SeventeenTonePianoProject

The Seventeen-Tone Piano Project began with tuning two acoustic pianos in seventeen equal tones per octave and then playing music on them. The project was created with the intention of encouraging (and at the very least not discouraging) the writing of music in the 17-tet system. There are no restrictions on eligibility; all sentient creatures are invited. We will try to have as many concerts as interest in the project can sustain.

Most recent phase

Phase Four began with a call for MICROTONAL SONGS, vocal music in all kinds of non-12 tunings, culminating in a sing-along session on April 30 and a concert on May 1, 2008.

Past phases

Phase One of the project centered around pieces and improvisations by Rice composers, some of which were featured on a concert on April 29, 2006. The recording is of a subsequent recording session.

Phase Two of the project had a deadline of Sunday August 27 2006, in preparation for a concert which happened on Tuesday September 26, at 8 PM in Hirsch Orchestra Rehearsal Hall. Fourteen compositions in 17-EDO were premiered and recorded.

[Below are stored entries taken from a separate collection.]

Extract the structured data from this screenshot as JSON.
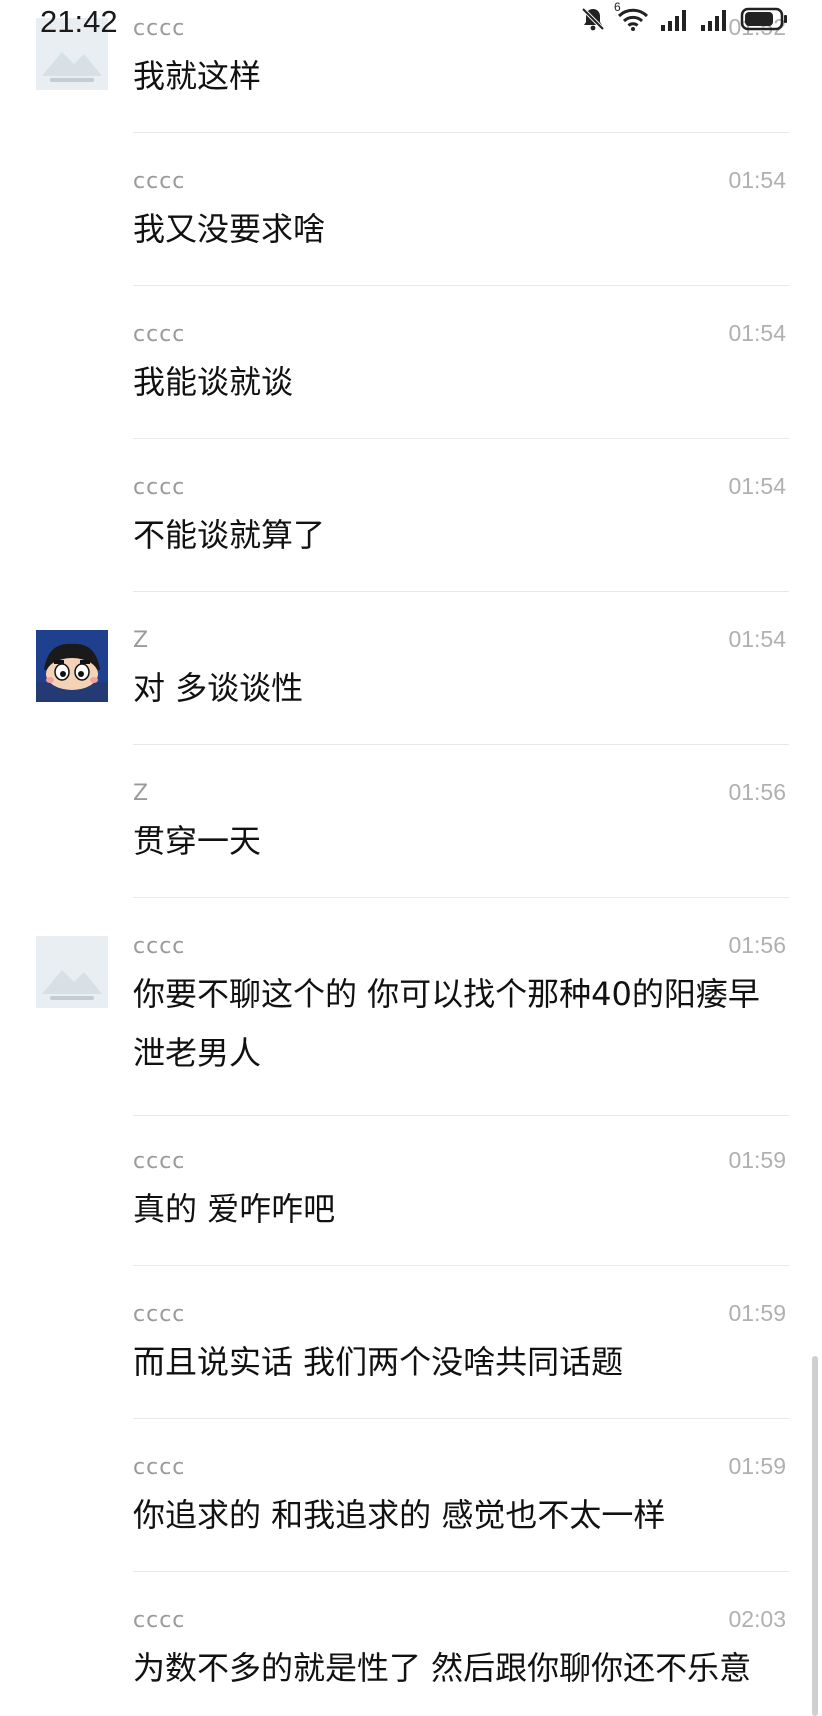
{
  "status_bar": {
    "time": "21:42",
    "icons": [
      "mute-bell-icon",
      "wifi-6-icon",
      "signal-icon",
      "signal-icon",
      "battery-icon"
    ],
    "wifi_badge": "6",
    "battery_level": "80"
  },
  "messages": [
    {
      "sender": "cccc",
      "time": "01:52",
      "text": "我就这样",
      "avatar": "placeholder-image"
    },
    {
      "sender": "cccc",
      "time": "01:54",
      "text": "我又没要求啥",
      "avatar": null
    },
    {
      "sender": "cccc",
      "time": "01:54",
      "text": "我能谈就谈",
      "avatar": null
    },
    {
      "sender": "cccc",
      "time": "01:54",
      "text": "不能谈就算了",
      "avatar": null
    },
    {
      "sender": "Z",
      "time": "01:54",
      "text": "对 多谈谈性",
      "avatar": "cartoon-boy"
    },
    {
      "sender": "Z",
      "time": "01:56",
      "text": "贯穿一天",
      "avatar": null
    },
    {
      "sender": "cccc",
      "time": "01:56",
      "text": "你要不聊这个的 你可以找个那种40的阳痿早泄老男人",
      "avatar": "placeholder-image"
    },
    {
      "sender": "cccc",
      "time": "01:59",
      "text": "真的 爱咋咋吧",
      "avatar": null
    },
    {
      "sender": "cccc",
      "time": "01:59",
      "text": "而且说实话 我们两个没啥共同话题",
      "avatar": null
    },
    {
      "sender": "cccc",
      "time": "01:59",
      "text": "你追求的 和我追求的 感觉也不太一样",
      "avatar": null
    },
    {
      "sender": "cccc",
      "time": "02:03",
      "text": "为数不多的就是性了 然后跟你聊你还不乐意",
      "avatar": null
    }
  ]
}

Phase Three happened on Monday, May 7th, 2007. It featured some new 17-EDO chamber music which included the pianos, acoustic and electronic instruments. Music is falling into place by mid-April.

Contact

Current contact info for 17tpp:
<eptadecaphonic at gmail dot com>

17 tone piano project
c/o Dan Sedgwick
1618 Bonnie Brae
Houston, TX 77006

Links...

Remnants of a 17-tone piano and electronics project about 16 years ago, and recordings of phase one of this project.

There are a few pieces available on the internet in 17: some 6 MIDI files by Mats Ă–ljare (search for "17tet"), Herman Miller's "Transformation", and three improvisations by Andrew Heathwaite (search for "17tet"). And one by XJ Scott.

Music theory through the eyes of the 17 Tone Piano Project


Piano tuning and performable scores.

Following the circle-of-fifths naming system for 17, the white keys of both pianos are tuned identically, to the (notated) C major scale. The piano called "flat" has black keys tuned to Db Eb Gb Ab Bb; the one called "sharp" has C# D# F# G# A#. This way we get the 7+5+5 = 17 notes. Remember, C# is HIGHER than Db!

In scores with separate staves for each piano, it is not necessary to spell chords with these distinctions; notating intervals in their most common appearance is recommended for quick readability, e.g. Eb-C in the sharp piano part, rather than D#-C.

The pianos (baby grands, did I mention playing inside the piano is OK?) will be set up at a right angle, with flats on the left, sharps on the right, close enough that one person could play on both keyboards.